We have, just imagine in Ukraine, in the center of Europe, 1.5 million internally displaced people, and they also have the right to define the fate of Donbas.
But it's not only about Donbas.
If you have political will to sort out the situation in Donbas, it could be done in months. Security, free and fair elections and renovation of Donbas.
But the idea to destabilize Donbas and so to destabilize Ukraine is there on top of the Russian agenda, because the Russian leadership wants us to push from the European cause and to create a weak and fragmented Ukraine.
We would be easier to deal with and to present Ukraine as a failed state.
No way. From the 1 of January we have our free trade area with the European Union. And we got from Russia our punishment for that.
Again imagine,just three years ago our economic turnout with Russia was 37 percent, last year - 11.
For the country with 45 million people, this year it could be 4 or 5 percent.
It's practically negligible. Russia introduced embargos, any kind of prohibition of transit.
Now we are not buying any Russian gas for the first time actually, last year and this year. So we are in a completely different environment.

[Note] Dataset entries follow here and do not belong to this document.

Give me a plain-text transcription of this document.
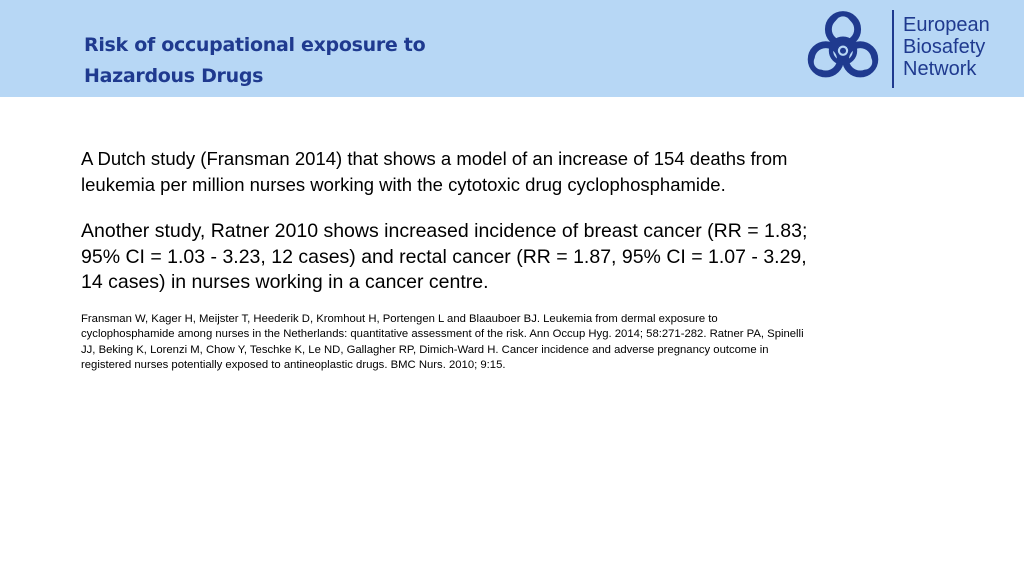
Risk of occupational exposure to
Hazardous Drugs
European
Biosafety
Network

A Dutch study (Fransman 2014) that shows a model of an increase of 154 deaths from leukemia per million nurses working with the cytotoxic drug cyclophosphamide.

Another study, Ratner 2010 shows increased incidence of breast cancer (RR = 1.83; 95% CI = 1.03 - 3.23, 12 cases) and rectal cancer (RR = 1.87, 95% CI = 1.07 - 3.29, 14 cases) in nurses working in a cancer centre.

Fransman W, Kager H, Meijster T, Heederik D, Kromhout H, Portengen L and Blaauboer BJ. Leukemia from dermal exposure to cyclophosphamide among nurses in the Netherlands: quantitative assessment of the risk. Ann Occup Hyg. 2014; 58:271-282. Ratner PA, Spinelli JJ, Beking K, Lorenzi M, Chow Y, Teschke K, Le ND, Gallagher RP, Dimich-Ward H. Cancer incidence and adverse pregnancy outcome in registered nurses potentially exposed to antineoplastic drugs. BMC Nurs. 2010; 9:15.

But in the sense of commitment of the Ukrainian people, there will be no stop in trying to build up Ukraine how we understand it, and we understand our Ukraine as united, democratic and European country which could be the horror scenario for Russia.
But generally it's about us, Ukrainians, to define what we could do and what we should do in the future, of how to build our country, or in the sense of our foreign policy.
And there could be no deals in this sense".